6. Il résulte de ces dispositions qu'il appartient à l'autorité administrative d'apprécier, à l'issue d'une enquête administrative, et sous le contrôle du juge de l'excès de pouvoir, si les actes commis par le demandeur sont compatibles avec l'exercice de la profession ou la direction d'une personne morale exerçant cette activité, alors même que les agissements en cause n'auraient pas donné lieu à une condamnation inscrite au bulletin n° 2 du casier judiciaire, ou que la condamnation prononcée en raison de ces agissements aurait été effacée de ce bulletin.
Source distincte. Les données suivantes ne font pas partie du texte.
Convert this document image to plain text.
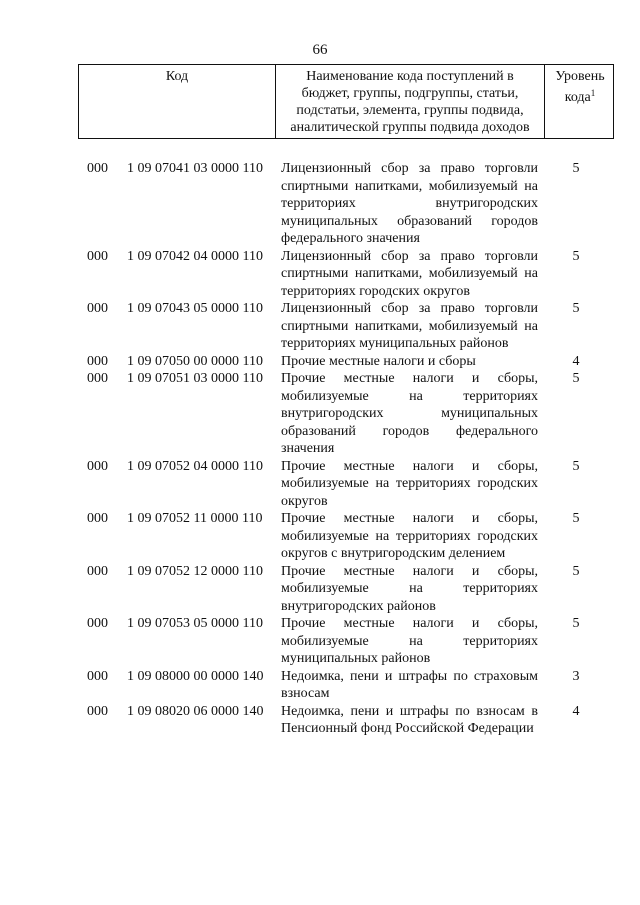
66
Код	Наименование кода поступлений в
бюджет, группы, подгруппы, статьи,
подстатьи, элемента, группы подвида,
аналитической группы подвида доходов
Уровень
кода$^1$
000 1 09 07041 03 0000 110 Лицензионный сбор за право торговли спиртными напитками, мобилизуемый на территориях внутригородских муниципальных образований городов федерального значения
5
000 1 09 07042 04 0000 110 Лицензионный сбор за право торговли спиртными напитками, мобилизуемый на территориях городских округов
5
000 1 09 07043 05 0000 110 Лицензионный сбор за право торговли спиртными напитками, мобилизуемый на территориях муниципальных районов
5
000 1 09 07050 00 0000 110 Прочие местные налоги и сборы	4
000 1 09 07051 03 0000 110 Прочие местные налоги и сборы, мобилизуемые на территориях внутригородских муниципальных образований городов федерального значения
5
000 1 09 07052 04 0000 110 Прочие местные налоги и сборы, мобилизуемые на территориях городских округов
5
000 1 09 07052 11 0000 110 Прочие местные налоги и сборы, мобилизуемые на территориях городских округов с внутригородским делением
5
000 1 09 07052 12 0000 110 Прочие местные налоги и сборы, мобилизуемые на территориях внутригородских районов
5
000 1 09 07053 05 0000 110 Прочие местные налоги и сборы, мобилизуемые на территориях муниципальных районов
5
000 1 09 08000 00 0000 140 Недоимка, пени и штрафы по страховым взносам
3
000 1 09 08020 06 0000 140 Недоимка, пени и штрафы по взносам в Пенсионный фонд Российской Федерации
4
A ce titre, si la question de l'existence de poursuites ou de sanctions pénales est indifférente, l'autorité administrative est en revanche amenée à prendre en considération, notamment, les circonstances dans lesquelles ont été commis les faits qui peuvent être reprochés au pétitionnaire ainsi que la date de leur commission.
7. Il ressort des pièces du dossier que la décision litigieuse du 23 septembre 2021 se fonde sur la circonstance que M. A... a été mis en cause pour un fait de violence sur une personne dépositaire de l'autorité publique suivi d'incapacité n'excédant pas huit jours pour avoir, le 1er décembre 2018, alors qu'il faisait l'objet le cadre d'un contrôle routier, cherché à échapper à une verbalisation en démarrant son véhicule et en roulant sur le pied d'un fonctionnaire de police et pour lequel il a été poursuivi devant le tribunal de grande instance de Bobigny. La commission nationale d'agrément et de contrôle du CNAPS a estimé que
M. A..., titulaire au moment des faits d'une carte professionnelle, était soumis à une obligation déontologique renforcée et que par son comportement incompatible avec l'exercice d'une activité privée de sécurité, il ne satisfaisait plus à la condition fixée par l'article
L. 612-20, 2°du code de la sécurité intérieure. S'il ressort du jugement définitif du tribunal correctionnel du 7 octobre 2019 que M. A... a été jugé pénalement irresponsable en raison d'un trouble mental ayant aboli son discernement lors de la commission des faits reprochés du 1er décembre 2018 et s'il ressort également des pièces du dossier que ces faits n'ont pas été inscrits dans le bulletin n°2 de son casier judiciaire, M. A... n'établit ni même n'allègue être guéri de ses troubles mentaux ou même régulièrement suivi ou soigné pour cette pathologie à la date des décisions contestées. Par suite, eu égard à la gravité des faits reprochés à M. A... et à la nécessité d'une maîtrise de soi dans l'exercice de sa profession, c'est sans commettre d'erreur de droit ou d'appréciation ni entacher sa décision d'une violation de l'autorité de la chose jugée au pénal, que la commission nationale d'agrément et de contrôle du CNAPS a pu refuser à M. A... le renouvellement de sa carte professionnelle.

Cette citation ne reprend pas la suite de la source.